Search code examples
c#pdfpdfsharp

PdfSharp.SharpZipLib.SharpZipBaseException - Header checksum illegal


I'm really stuck, trying to grab the first page of a PDF which isn't password protected (i.e. Adobe Reader can open it just fine without a prompt), I'm getting an error returned when I call PdfReader.Open()

using (var pdfStream = new MemoryStream(_underlyingBytes))
{
    using (var allPages = PdfReader.Open(pdfStream, string.Empty, PdfDocumentOpenMode.ReadOnly))
    {
        if (allPages.PageCount < 1) throw new ArgumentException("PDF has no pages");

                using (var firstPage = new PdfDocument())
                {
                    firstPage.AddPage(allPages.Pages[0]);

                    using (var stream = new MemoryStream())
                    {
                        firstPage.Save(stream);
                        _underlyingBytes = stream.ToArray();

                        return this;
                    }
                }
     }
}

EDIT

Here's the PDF I'm trying to open

And if anyone was wondering where _underlyingBytes is populated:

using (var stream = new MemoryStream())
{
    blob.DownloadToStream(stream);
    stream.Position = 0;
    _underlyingBytes = stream.ToArray();
}

Solution

  • Well, I didn't manage to get this working using PDFSharp, but I did finally manage to using ITextSharp.
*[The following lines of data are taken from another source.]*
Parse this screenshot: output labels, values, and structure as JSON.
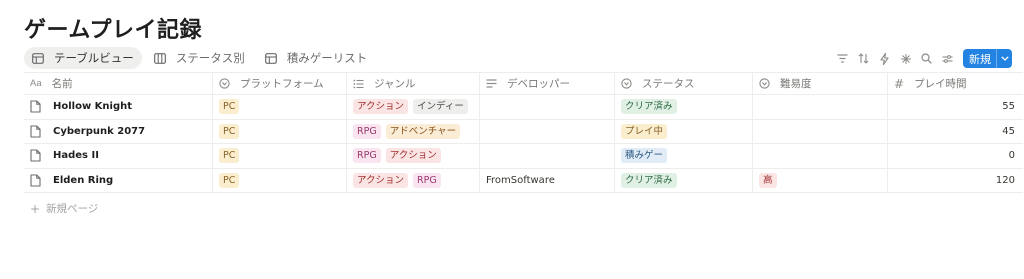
{
  "page": {
    "title": "ゲームプレイ記録"
  },
  "views": [
    {
      "label": "テーブルビュー",
      "icon": "table-icon",
      "active": true
    },
    {
      "label": "ステータス別",
      "icon": "board-icon",
      "active": false
    },
    {
      "label": "積みゲーリスト",
      "icon": "table-icon",
      "active": false
    }
  ],
  "toolbar": {
    "icons": [
      "filter-icon",
      "sort-icon",
      "automation-icon",
      "ai-icon",
      "search-icon",
      "settings-icon"
    ],
    "new_label": "新規"
  },
  "columns": [
    {
      "label": "名前",
      "icon": "title-icon"
    },
    {
      "label": "プラットフォーム",
      "icon": "select-icon"
    },
    {
      "label": "ジャンル",
      "icon": "multiselect-icon"
    },
    {
      "label": "デベロッパー",
      "icon": "text-icon"
    },
    {
      "label": "ステータス",
      "icon": "select-icon"
    },
    {
      "label": "難易度",
      "icon": "select-icon"
    },
    {
      "label": "プレイ時間",
      "icon": "number-icon"
    }
  ],
  "rows": [
    {
      "name": "Hollow Knight",
      "platform": "PC",
      "genres": [
        "アクション",
        "インディー"
      ],
      "developer": "",
      "status": "クリア済み",
      "difficulty": "",
      "playtime": "55"
    },
    {
      "name": "Cyberpunk 2077",
      "platform": "PC",
      "genres": [
        "RPG",
        "アドベンチャー"
      ],
      "developer": "",
      "status": "プレイ中",
      "difficulty": "",
      "playtime": "45"
    },
    {
      "name": "Hades II",
      "platform": "PC",
      "genres": [
        "RPG",
        "アクション"
      ],
      "developer": "",
      "status": "積みゲー",
      "difficulty": "",
      "playtime": "0"
    },
    {
      "name": "Elden Ring",
      "platform": "PC",
      "genres": [
        "アクション",
        "RPG"
      ],
      "developer": "FromSoftware",
      "status": "クリア済み",
      "difficulty": "高",
      "playtime": "120"
    }
  ],
  "tag_colors": {
    "PC": {
      "bg": "#fbeecf",
      "fg": "#89632a"
    },
    "アクション": {
      "bg": "#fbe4e4",
      "fg": "#9f2f2d"
    },
    "インディー": {
      "bg": "#eeeeed",
      "fg": "#4a4a47"
    },
    "RPG": {
      "bg": "#f9e4ef",
      "fg": "#9c3970"
    },
    "アドベンチャー": {
      "bg": "#fbecd6",
      "fg": "#8a5318"
    },
    "クリア済み": {
      "bg": "#e1f0e5",
      "fg": "#2d6a44"
    },
    "プレイ中": {
      "bg": "#fbeecf",
      "fg": "#89632a"
    },
    "積みゲー": {
      "bg": "#e1ecf7",
      "fg": "#2b5a85"
    },
    "高": {
      "bg": "#fbe4e4",
      "fg": "#9f2f2d"
    }
  },
  "new_page": {
    "label": "新規ページ"
  },
  "colors": {
    "accent": "#2383e2",
    "border": "#ededec",
    "muted": "#787774"
  }
}
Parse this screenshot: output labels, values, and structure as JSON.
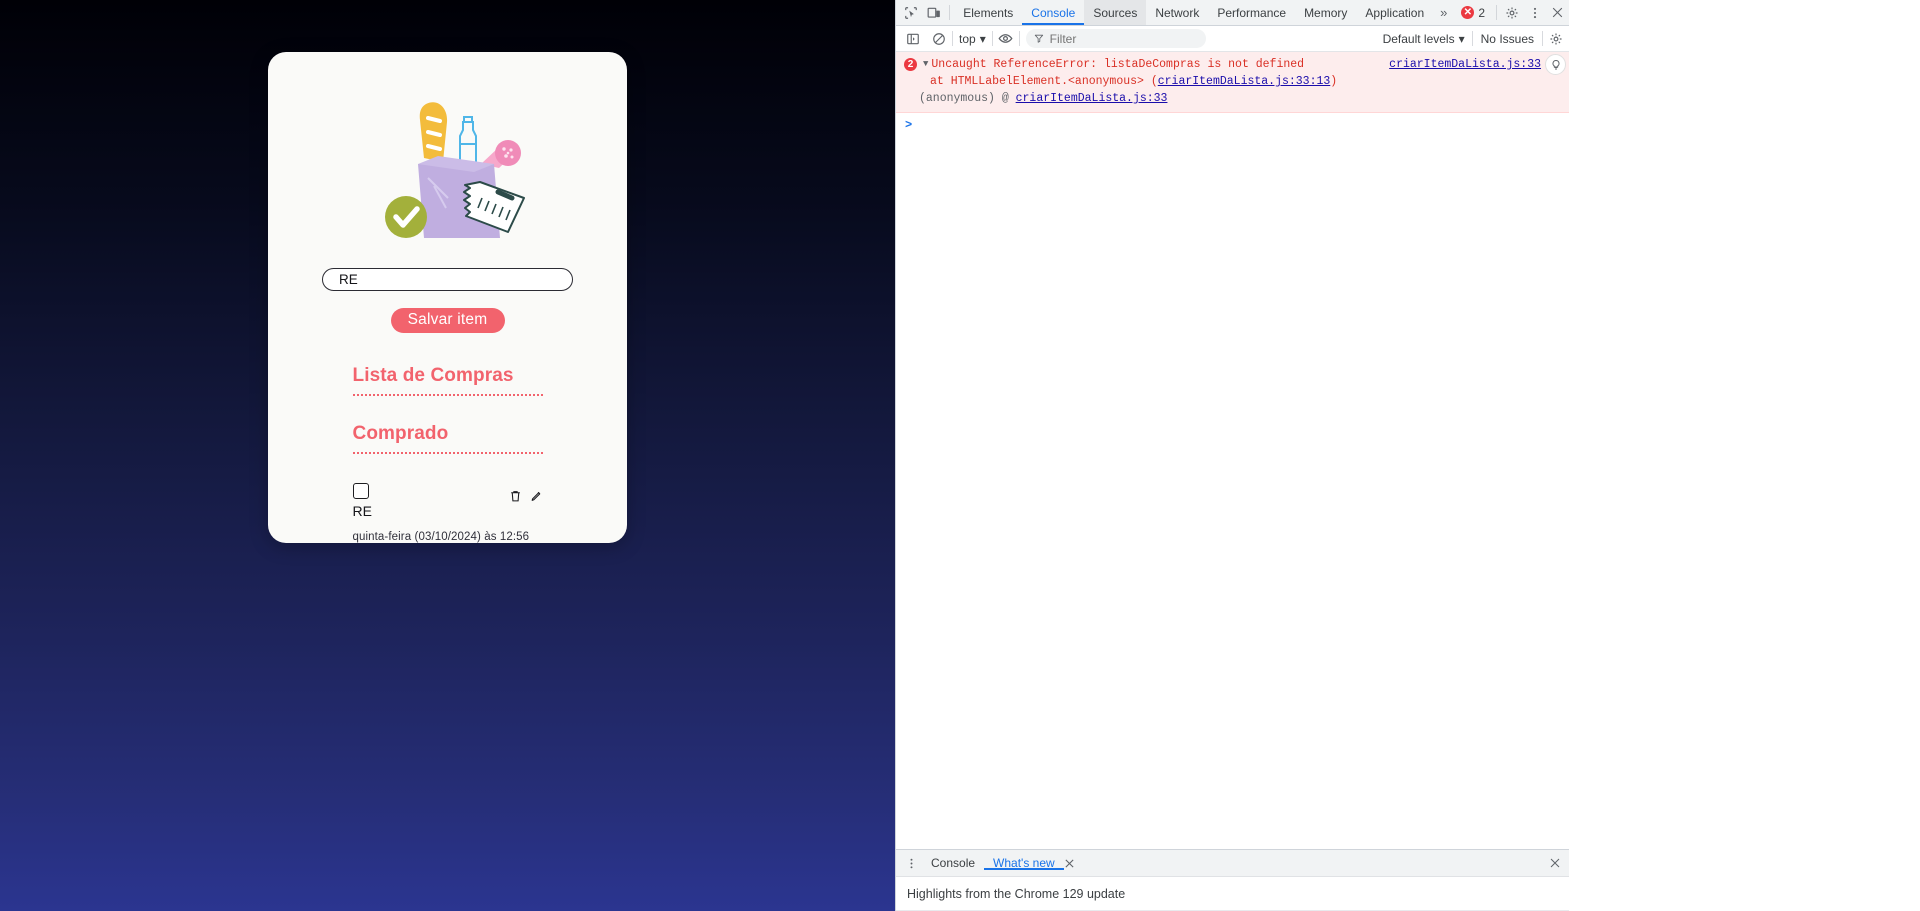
{
  "app": {
    "input_value": "RE",
    "input_placeholder": "",
    "save_label": "Salvar item",
    "heading_list": "Lista de Compras",
    "heading_bought": "Comprado",
    "item": {
      "label": "RE",
      "date": "quinta-feira (03/10/2024) às 12:56",
      "checked": false
    },
    "colors": {
      "accent": "#f2636d",
      "card_bg": "#fafaf8",
      "bg_top": "#000006",
      "bg_bottom": "#2b3590",
      "check_badge": "#a3b03b",
      "bag": "#c0aee0",
      "bread": "#f3bc3c",
      "sausage": "#f7a8cb",
      "bottle": "#4fb6e8"
    }
  },
  "devtools": {
    "tabs": [
      {
        "label": "Elements",
        "active": false
      },
      {
        "label": "Console",
        "active": true
      },
      {
        "label": "Sources",
        "active": false
      },
      {
        "label": "Network",
        "active": false
      },
      {
        "label": "Performance",
        "active": false
      },
      {
        "label": "Memory",
        "active": false
      },
      {
        "label": "Application",
        "active": false
      }
    ],
    "more_tabs": "»",
    "error_count": "2",
    "error_badge_symbol": "✕",
    "toolbar": {
      "context": "top",
      "context_caret": "▾",
      "filter_placeholder": "Filter",
      "levels": "Default levels",
      "levels_caret": "▾",
      "issues": "No Issues"
    },
    "console": {
      "error_badge_count": "2",
      "caret": "▼",
      "line1": "Uncaught ReferenceError: listaDeCompras is not defined",
      "line2_prefix": "    at HTMLLabelElement.<anonymous> (",
      "line2_link": "criarItemDaLista.js:33:13",
      "line2_suffix": ")",
      "line3_prefix": "  (anonymous) @ ",
      "line3_link": "criarItemDaLista.js:33",
      "right_link": "criarItemDaLista.js:33",
      "prompt": ">"
    },
    "drawer": {
      "tabs": [
        {
          "label": "Console",
          "active": false
        },
        {
          "label": "What's new",
          "active": true
        }
      ],
      "content": "Highlights from the Chrome 129 update"
    },
    "icons": {
      "inspect": "inspect-element-icon",
      "device": "device-toolbar-icon",
      "sidebar": "console-sidebar-icon",
      "clear": "clear-console-icon",
      "eye": "live-expression-icon",
      "filter": "filter-icon",
      "gear": "settings-gear-icon",
      "kebab": "more-options-icon",
      "close": "close-icon",
      "lamp": "issue-lamp-icon"
    }
  }
}
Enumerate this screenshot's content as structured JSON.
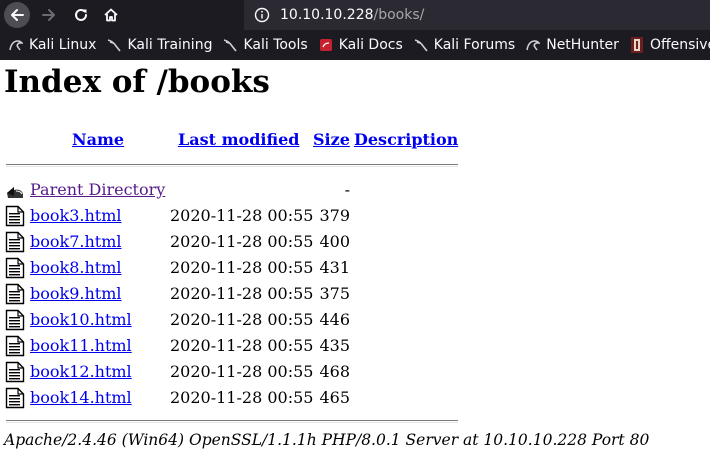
{
  "browser": {
    "url_host": "10.10.10.228",
    "url_path": "/books/",
    "bookmarks": [
      {
        "label": "Kali Linux",
        "icon": "kali-dragon-icon"
      },
      {
        "label": "Kali Training",
        "icon": "kali-dragon-icon"
      },
      {
        "label": "Kali Tools",
        "icon": "kali-dragon-icon"
      },
      {
        "label": "Kali Docs",
        "icon": "kali-docs-icon"
      },
      {
        "label": "Kali Forums",
        "icon": "kali-dragon-icon"
      },
      {
        "label": "NetHunter",
        "icon": "kali-dragon-icon"
      },
      {
        "label": "Offensive S",
        "icon": "offsec-icon"
      }
    ]
  },
  "page": {
    "title": "Index of /books",
    "columns": {
      "name": "Name",
      "last_modified": "Last modified",
      "size": "Size",
      "description": "Description"
    },
    "parent": {
      "label": "Parent Directory",
      "size": "-"
    },
    "files": [
      {
        "name": "book3.html",
        "modified": "2020-11-28 00:55",
        "size": "379"
      },
      {
        "name": "book7.html",
        "modified": "2020-11-28 00:55",
        "size": "400"
      },
      {
        "name": "book8.html",
        "modified": "2020-11-28 00:55",
        "size": "431"
      },
      {
        "name": "book9.html",
        "modified": "2020-11-28 00:55",
        "size": "375"
      },
      {
        "name": "book10.html",
        "modified": "2020-11-28 00:55",
        "size": "446"
      },
      {
        "name": "book11.html",
        "modified": "2020-11-28 00:55",
        "size": "435"
      },
      {
        "name": "book12.html",
        "modified": "2020-11-28 00:55",
        "size": "468"
      },
      {
        "name": "book14.html",
        "modified": "2020-11-28 00:55",
        "size": "465"
      }
    ],
    "footer": "Apache/2.4.46 (Win64) OpenSSL/1.1.1h PHP/8.0.1 Server at 10.10.10.228 Port 80"
  },
  "colors": {
    "link": "#0000ee",
    "visited_link": "#551a8b",
    "chrome_bg": "#1c1b22",
    "urlbar_bg": "#2b2a33"
  }
}
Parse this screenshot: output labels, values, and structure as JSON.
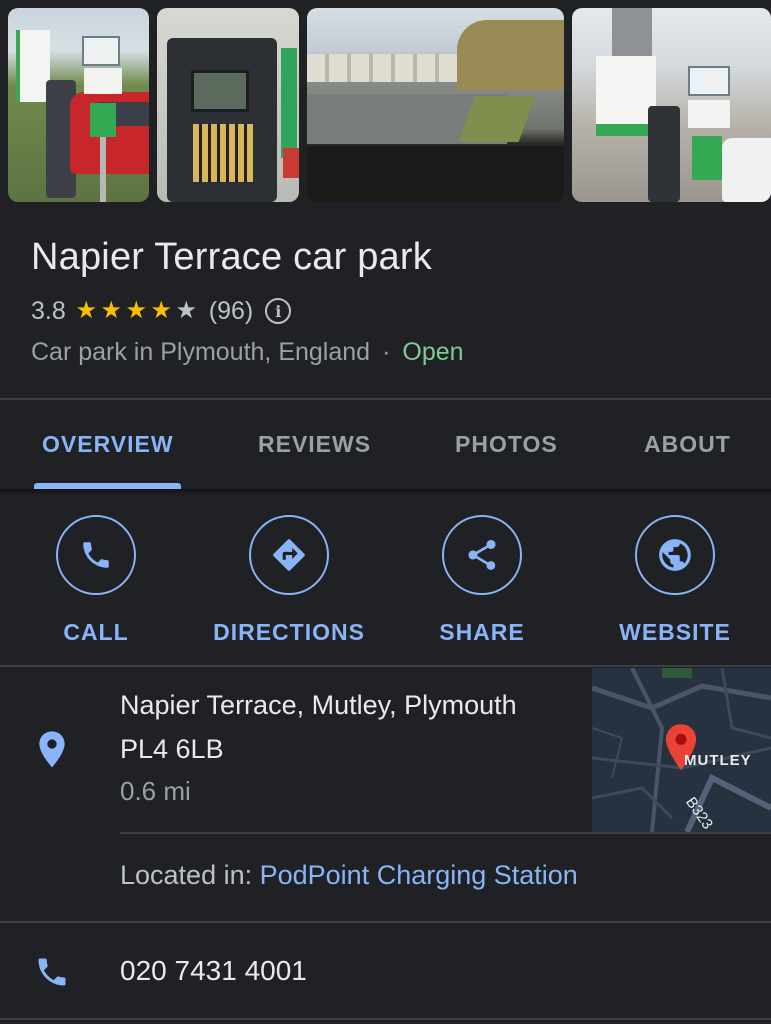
{
  "place": {
    "name": "Napier Terrace car park",
    "rating": "3.8",
    "stars_filled": 4,
    "stars_total": 5,
    "review_count": "(96)",
    "category": "Car park in Plymouth, England",
    "separator": "·",
    "status": "Open"
  },
  "photos": [
    {
      "name": "photo-signs-and-car"
    },
    {
      "name": "photo-parking-meter"
    },
    {
      "name": "photo-street-view"
    },
    {
      "name": "photo-charging-signs"
    }
  ],
  "tabs": [
    {
      "label": "OVERVIEW",
      "active": true
    },
    {
      "label": "REVIEWS",
      "active": false
    },
    {
      "label": "PHOTOS",
      "active": false
    },
    {
      "label": "ABOUT",
      "active": false
    }
  ],
  "actions": [
    {
      "label": "CALL",
      "icon": "phone-icon"
    },
    {
      "label": "DIRECTIONS",
      "icon": "directions-icon"
    },
    {
      "label": "SHARE",
      "icon": "share-icon"
    },
    {
      "label": "WEBSITE",
      "icon": "globe-icon"
    }
  ],
  "address": {
    "line1": "Napier Terrace, Mutley, Plymouth",
    "line2": "PL4 6LB",
    "distance": "0.6 mi",
    "located_label": "Located in: ",
    "located_link": "PodPoint Charging Station",
    "map_label": "MUTLEY",
    "map_road": "B323"
  },
  "phone": {
    "number": "020 7431 4001"
  },
  "colors": {
    "background": "#202124",
    "accent": "#8ab4f8",
    "star": "#fbbc04",
    "open": "#81c995",
    "pin": "#ea4335"
  }
}
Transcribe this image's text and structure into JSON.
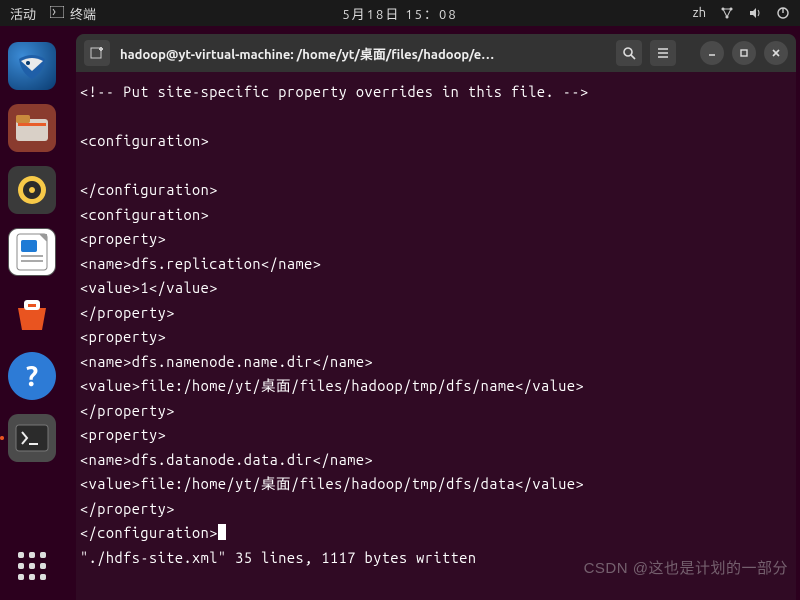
{
  "topbar": {
    "activities": "活动",
    "app_indicator": "终端",
    "datetime": "5月18日 15：08",
    "ime": "zh"
  },
  "dock": {
    "apps": [
      {
        "name": "thunderbird"
      },
      {
        "name": "files"
      },
      {
        "name": "rhythmbox"
      },
      {
        "name": "libreoffice-writer"
      },
      {
        "name": "software-store"
      },
      {
        "name": "help"
      },
      {
        "name": "terminal"
      }
    ]
  },
  "window": {
    "title": "hadoop@yt-virtual-machine: /home/yt/桌面/files/hadoop/e…"
  },
  "terminal": {
    "lines": [
      "<!-- Put site-specific property overrides in this file. -->",
      "",
      "<configuration>",
      "",
      "</configuration>",
      "<configuration>",
      "<property>",
      "<name>dfs.replication</name>",
      "<value>1</value>",
      "</property>",
      "<property>",
      "<name>dfs.namenode.name.dir</name>",
      "<value>file:/home/yt/桌面/files/hadoop/tmp/dfs/name</value>",
      "</property>",
      "<property>",
      "<name>dfs.datanode.data.dir</name>",
      "<value>file:/home/yt/桌面/files/hadoop/tmp/dfs/data</value>",
      "</property>",
      "</configuration>"
    ],
    "status": "\"./hdfs-site.xml\" 35 lines, 1117 bytes written"
  },
  "watermark": "CSDN @这也是计划的一部分"
}
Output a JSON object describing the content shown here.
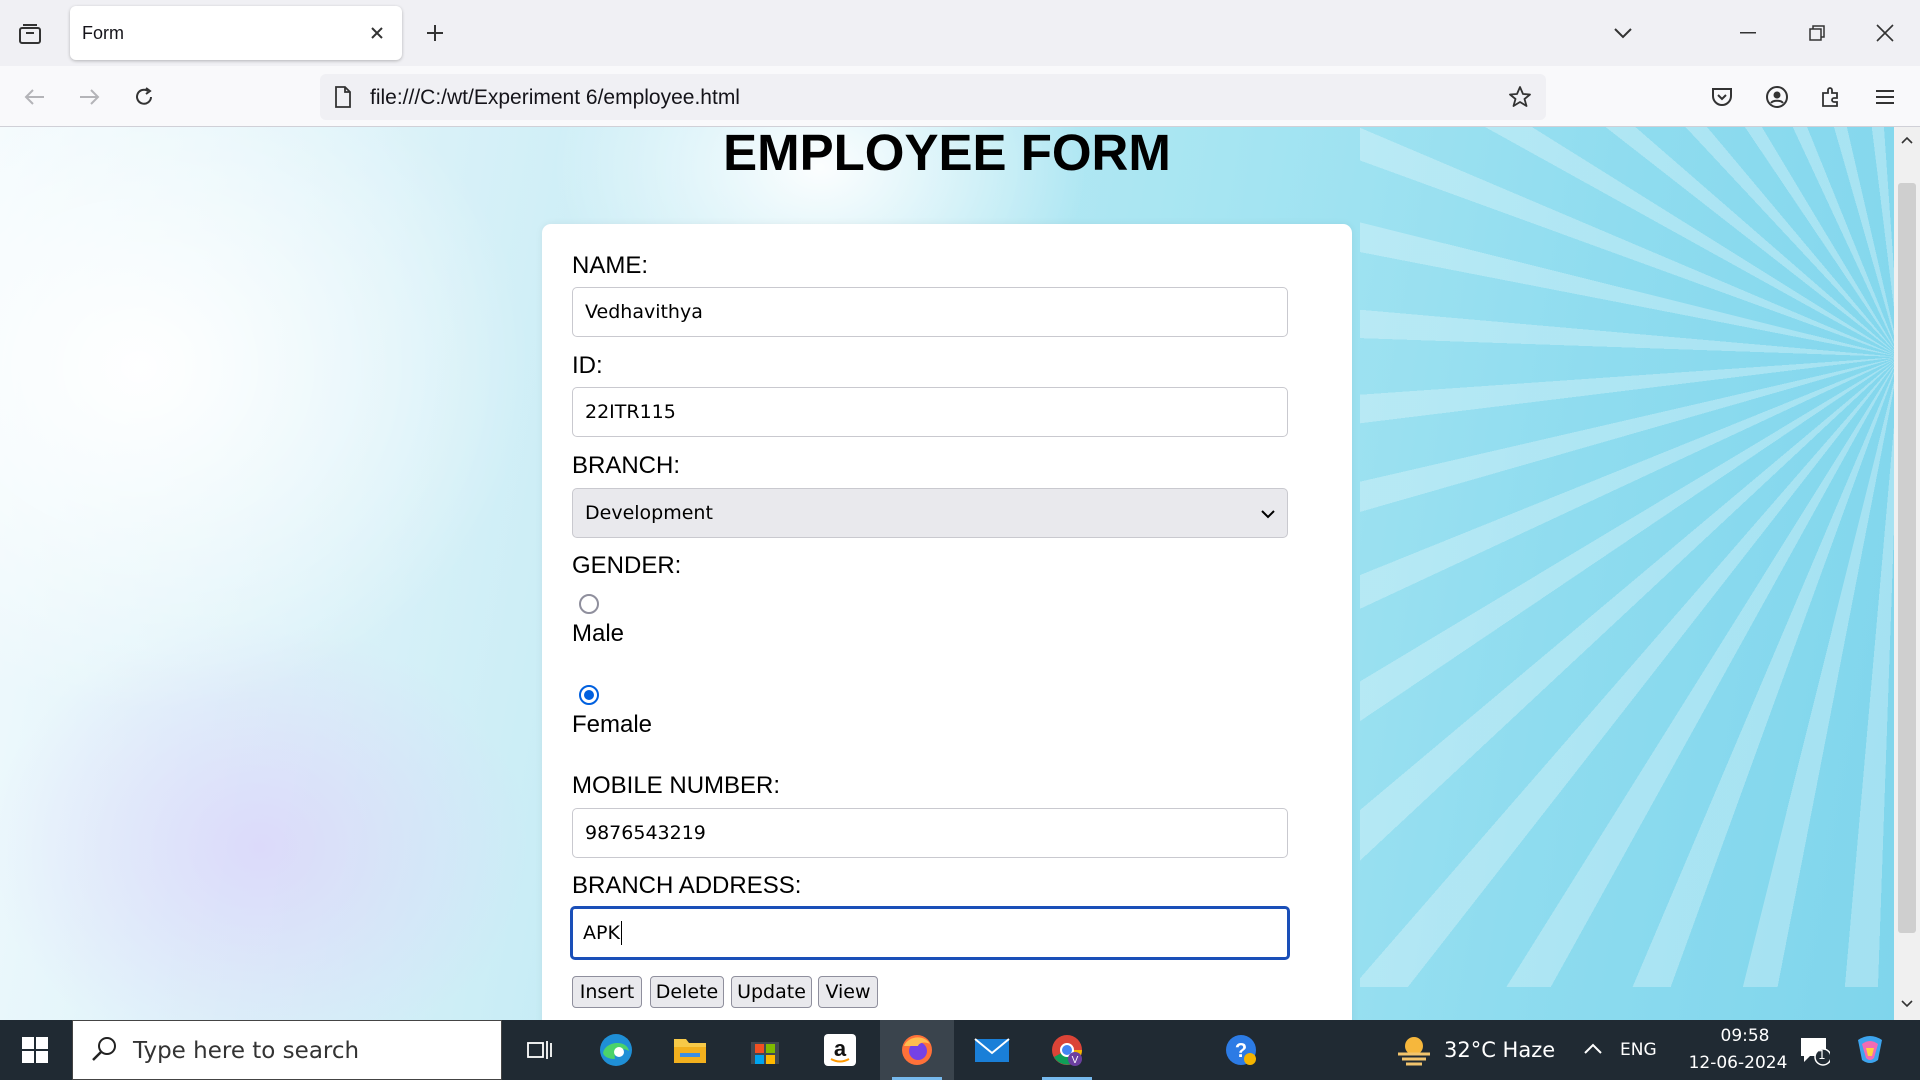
{
  "browser": {
    "tab_title": "Form",
    "url": "file:///C:/wt/Experiment 6/employee.html"
  },
  "page": {
    "title": "EMPLOYEE FORM",
    "form": {
      "name_label": "NAME:",
      "name_value": "Vedhavithya",
      "id_label": "ID:",
      "id_value": "22ITR115",
      "branch_label": "BRANCH:",
      "branch_value": "Development",
      "gender_label": "GENDER:",
      "gender_options": [
        {
          "label": "Male",
          "checked": false
        },
        {
          "label": "Female",
          "checked": true
        }
      ],
      "mobile_label": "MOBILE NUMBER:",
      "mobile_value": "9876543219",
      "address_label": "BRANCH ADDRESS:",
      "address_value": "APK",
      "buttons": {
        "insert": "Insert",
        "delete": "Delete",
        "update": "Update",
        "view": "View"
      }
    }
  },
  "taskbar": {
    "search_placeholder": "Type here to search",
    "weather": "32°C  Haze",
    "language": "ENG",
    "time": "09:58",
    "date": "12-06-2024",
    "notification_count": "1",
    "apps": [
      "task-view",
      "edge",
      "file-explorer",
      "microsoft-store",
      "amazon",
      "firefox",
      "mail",
      "chrome",
      "help"
    ]
  },
  "colors": {
    "focus_border": "#1a4fb8",
    "radio_checked": "#0060df",
    "taskbar_bg": "#202a33"
  }
}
They expose a static property "unethicalreading" which allows you to open PDFs which are password protected - still not 100% on why this is the case if adobe reader can open the PDF without a password...

    Anyway, code now is:

    using (var pdfStream = new MemoryStream(_underlyingBytes))
    {
        PdfReader.unethicalreading = true;
        using (var reader = new PdfReader(pdfStream))
        {
            if (reader.NumberOfPages < 1) throw new ArgumentException("PDF has no pages");
    
            using (var document = new Document(reader.GetPageSizeWithRotation(1)))
            {
                using (var outputStream = new MemoryStream())
                {
                    using (var pdfCopyProvider = new PdfCopy(document, outputStream))
                    {
                        document.Open();
    
                        var importedPage = pdfCopyProvider.GetImportedPage(reader, 1);
                        pdfCopyProvider.AddPage(importedPage);
    
                        document.Close();
                        reader.Close();
    
    
                        _underlyingBytes = outputStream.ToArray();
                        return this;
                    }
                }
            }
        }
    }
    

    This works well, and the MemoryStream could easily be replaced with a FileStream if the intent was to write the first page to disk.

    Hopefully this helps someone in future.